Here is the story from 2008.


And here is Mr. Kulen, alive and well on his facebook page in 2011.


Enough of scamming the Canadian Immigration system.
Enough Already
Send him packing. They're enough people who want to get into Canada the legal way.

Groups like NOII should be banned for working against the interests of Canada.
RE: re: death unlikely
Thank you for the links on the queer experiences of those in Honduras. But isn’t Alvaro being deported to Nicaragua? Are you suggesting that Honduras and Nicaragua are identical or similar? While I agree with you that queer visitors are treated differently when visiting Nicaragua; I do have openly queer friends who live in Nicaragua. After reading and posting my comment last night, I skyped one of my Nicaraguan queer friends and discussed the issue. He mentioned that there is an existence of homophobia and discrimination; perhaps more so given the religious environment of the country. But he does not live his life in fear; nor does he allow other homophobic views to control or limit his life. He mentioned that he has never been approached by an officer or threatened with jail for attending a gay bar; or fear having sex with another man. He did, however, mention that he heard of incidents where queer people are targeted, but he does not know of anyone personally who has been accosted. I mentioned that queer individuals in Canada are also targeted and humiliated by our own police officers. We both agreed that there may be higher rate of these incidents in Nicaragua; but my friend feels death is unlikely. We wrapped up our discussion talking about the positive impacts of Alvaro’s return should he wished to make any positive impacts. My friend mentioned that Alvaro has gotten quite a bit of media attention; but he feels that Alvaro would be fine if he gives the LGBT community (say in Managua) a chance to help and support him. He believes that if a person such as Alvaro returned and demonstrated his pride in his sexuality; he would martial support from both the queer community and queer friendly communities. Nicaragua needs pioneers such as that to help progress LGBT issues in a socially developing country such as Nicaragua. Improving the quality of life of all LGBT people has got to start somewhere; if everyone ran, nothing would progress. I would agree with Jeff; that
Ed's note
Hi Mike, there is no indication either from police or any other source that Alvaro was arrested or detained in connection with a criminal investigation. He was picked up and is being held solely on the basis of the deportation order outstanding against him.
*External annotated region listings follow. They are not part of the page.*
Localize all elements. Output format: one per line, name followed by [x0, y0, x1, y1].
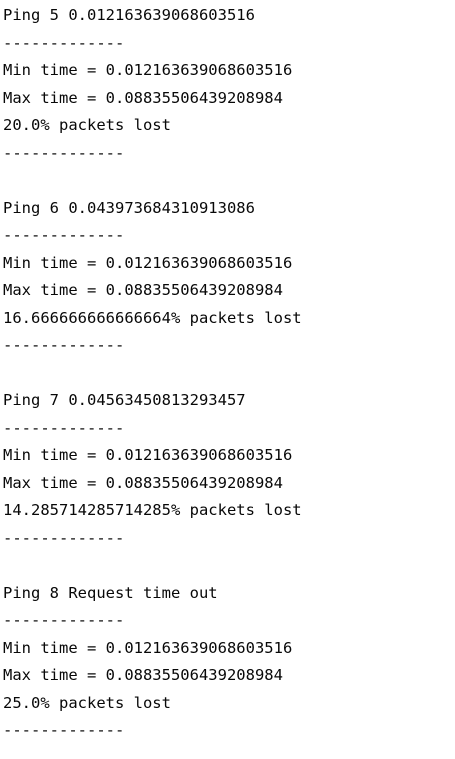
min-time-line: Min time = 0.012163639068603516	[3, 253, 293, 272]
separator-line: -------------	[3, 611, 125, 629]
min-time-line: Min time = 0.012163639068603516	[3, 446, 293, 464]
ping-block-8: Ping 8 Request time out ------------- Mi…	[3, 580, 455, 745]
separator-line: -------------	[3, 528, 125, 547]
max-time-line: Max time = 0.08835506439208984	[3, 666, 283, 684]
separator-line: -------------	[3, 33, 125, 52]
packets-lost-line: 16.666666666666664% packets lost	[3, 308, 302, 327]
max-time-line: Max time = 0.08835506439208984	[3, 473, 283, 492]
min-time-line: Min time = 0.012163639068603516	[3, 61, 293, 79]
ping-block-6: Ping 6 0.043973684310913086 ------------…	[3, 195, 455, 388]
max-time-line: Max time = 0.08835506439208984	[3, 88, 283, 107]
separator-line: -------------	[3, 721, 125, 739]
ping-result-line: Ping 7 0.04563450813293457	[3, 391, 246, 409]
ping-result-line: Ping 6 0.043973684310913086	[3, 198, 255, 217]
ping-block-7: Ping 7 0.04563450813293457 -------------…	[3, 387, 455, 580]
packets-lost-line: 14.285714285714285% packets lost	[3, 501, 302, 519]
console-output: Ping 5 0.012163639068603516 ------------…	[0, 0, 455, 759]
separator-line: -------------	[3, 336, 125, 354]
separator-line: -------------	[3, 143, 125, 162]
separator-line: -------------	[3, 418, 125, 437]
max-time-line: Max time = 0.08835506439208984	[3, 281, 283, 299]
min-time-line: Min time = 0.012163639068603516	[3, 638, 293, 657]
ping-block-5: Ping 5 0.012163639068603516 ------------…	[3, 2, 455, 195]
ping-result-line: Ping 8 Request time out	[3, 583, 218, 602]
packets-lost-line: 25.0% packets lost	[3, 693, 171, 712]
packets-lost-line: 20.0% packets lost	[3, 116, 171, 134]
ping-result-line: Ping 5 0.012163639068603516	[3, 6, 255, 24]
separator-line: -------------	[3, 226, 125, 244]
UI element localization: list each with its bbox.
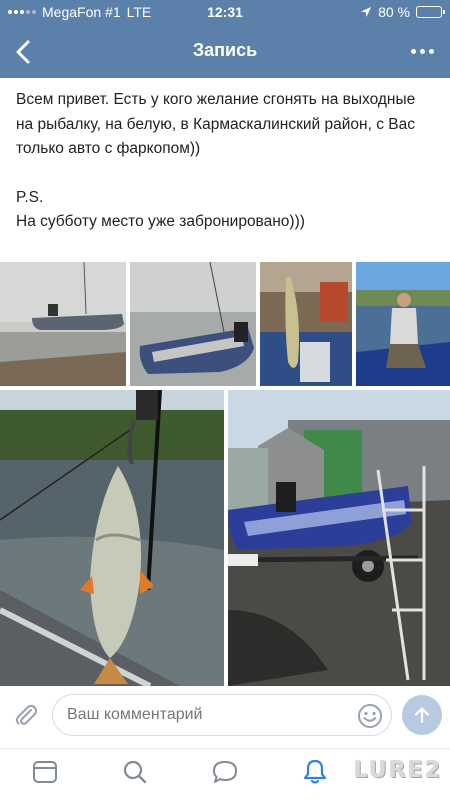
- battery-percent: 80 %: [378, 4, 410, 20]
- battery-icon: [416, 6, 445, 18]
- post-paragraph: Всем привет. Есть у кого желание сгонять…: [16, 91, 416, 157]
- photo-boat-trailer[interactable]: [228, 390, 450, 686]
- send-button[interactable]: [402, 695, 442, 735]
- photo-fisherman-boat[interactable]: [356, 262, 450, 386]
- photo-boat-water[interactable]: [130, 262, 256, 386]
- messages-icon[interactable]: [210, 757, 240, 787]
- smile-icon[interactable]: [356, 702, 384, 730]
- post-text: Всем привет. Есть у кого желание сгонять…: [16, 88, 436, 235]
- post-ps: P.S.: [16, 188, 44, 206]
- comment-bar: [0, 690, 450, 740]
- send-arrow-icon: [414, 707, 430, 724]
- watermark: LURE2: [353, 758, 442, 783]
- navbar: Запись: [0, 26, 450, 76]
- status-bar: MegaFon #1 LTE 12:31 80 %: [0, 0, 450, 24]
- news-icon[interactable]: [30, 757, 60, 787]
- search-icon[interactable]: [120, 757, 150, 787]
- header: MegaFon #1 LTE 12:31 80 % Запись: [0, 0, 450, 78]
- more-dots-icon[interactable]: [406, 38, 438, 64]
- post-ps-text: На субботу место уже забронировано))): [16, 213, 305, 230]
- photo-pike-catch[interactable]: [260, 262, 352, 386]
- photo-fish-on-grip[interactable]: [0, 390, 224, 686]
- comment-input[interactable]: [52, 694, 392, 736]
- paperclip-icon[interactable]: [12, 701, 40, 729]
- photo-boat-shore[interactable]: [0, 262, 126, 386]
- notifications-icon[interactable]: [300, 757, 330, 787]
- page-title: Запись: [192, 40, 258, 60]
- location-icon: [361, 7, 372, 17]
There are still some unanswered questions about how police became involved and more specifically why Alvaro was picked when he was, and we're working on getting them answered. We'll have more on this story later today.
Still, Why?
How long does it take for the newspaper to find out why he was arrested? What was he doing? That would be nice information to know before anybod decides to blindly support this man.
The purpose of Friday's rally
The article states that there will be a rally in support of Orozco on Friday, May 20 at 5:30pm, at the corner of Church and Wellesley streets. Will the rally be marching to federal government immigration offices in Toronto to protest Orozco's deportation? Or, is it just an opportunity for people to "get angry" at the corner of Church and Wellesley and then go home.